W tensorflow/core/platform/cpu_feature_guard.cc:45] The TensorFlow library wasn't compiled to use SSE4.1 instructions, but these are available on your machine and could speed up CPU computations.
W tensorflow/core/platform/cpu_feature_guard.cc:45] The TensorFlow library wasn't compiled to use SSE4.2 instructions, but these are available on your machine and could speed up CPU computations.
W tensorflow/core/platform/cpu_feature_guard.cc:45] The TensorFlow library wasn't compiled to use AVX instructions, but these are available on your machine and could speed up CPU computations.
W tensorflow/core/platform/cpu_feature_guard.cc:45] The TensorFlow library wasn't compiled to use AVX2 instructions, but these are available on your machine and could speed up CPU computations.
W tensorflow/core/platform/cpu_feature_guard.cc:45] The TensorFlow library wasn't compiled to use FMA instructions, but these are available on your machine and could speed up CPU computations.
[INFO 2017-03-08 11:57:10,026 kur.backend.keras_backend:666] Waiting for model to finish compiling...

Epoch 1/5, loss=5.123:  26%|████▋             | 3488/13300 [00:29<01:23, 118.16samples/s]^C
EmbraceLife commented 7 years ago

change backend to remove error and compiling issue

I tried the latest development version with pytorch as backend. It is faster and no error reported above when using lstm:

Change backend from tensorflow to pytorch, by using code below:

settings: 
  backend: pytorch

no error and no tensorflow compiling issue at all

Install tensorflow from source

Installing tensorflow from source looks complicated, is there an easier solution to tensorflow compiling issue?
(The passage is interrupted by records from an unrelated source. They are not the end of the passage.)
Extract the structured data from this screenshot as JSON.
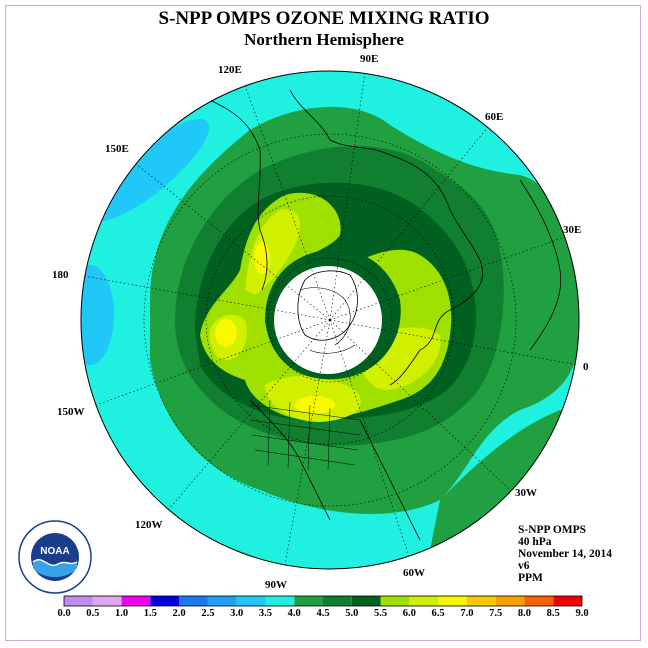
{
  "title": "S-NPP OMPS OZONE MIXING RATIO",
  "subtitle": "Northern Hemisphere",
  "longitude_labels": [
    "90E",
    "60E",
    "30E",
    "0",
    "30W",
    "60W",
    "90W",
    "120W",
    "150W",
    "180",
    "150E",
    "120E"
  ],
  "info": {
    "instrument": "S-NPP OMPS",
    "level": "40 hPa",
    "date": "November 14, 2014",
    "version": "v6",
    "units": "PPM"
  },
  "colorbar": {
    "ticks": [
      "0.0",
      "0.5",
      "1.0",
      "1.5",
      "2.0",
      "2.5",
      "3.0",
      "3.5",
      "4.0",
      "4.5",
      "5.0",
      "5.5",
      "6.0",
      "6.5",
      "7.0",
      "7.5",
      "8.0",
      "8.5",
      "9.0"
    ],
    "colors": [
      "#c08cf0",
      "#dba8f0",
      "#f000f0",
      "#0000e0",
      "#1a78f0",
      "#20a0f8",
      "#20c8f8",
      "#20f0e0",
      "#20a040",
      "#108030",
      "#006020",
      "#a0e000",
      "#d0f000",
      "#f8f800",
      "#f8c800",
      "#f8a000",
      "#f86000",
      "#f00000",
      "#a06040"
    ]
  },
  "logo_text": "NOAA"
}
ajsyp commented 7 years ago

I have also experience worse numerical stability with Theano than the other backends. Once the PyTorch backend is stable/tested more, it may become the default backend. So I'm glad that switching away from Theano helps with your problem.

Also, I have installed TensorFlow from source before, but I have not found it an enjoyable or simple process (frankly, bazel doesn't seem like a great build tool, in my experience). My recommendation is that unless you really are ready to dive into building from source, just use pip install tensorflow or pip install tensorflow-gpu (for GPU capabilities) and simply live. After all, if you truly need a big speed boost, a GPU will be worlds different than the extra CPU optimization.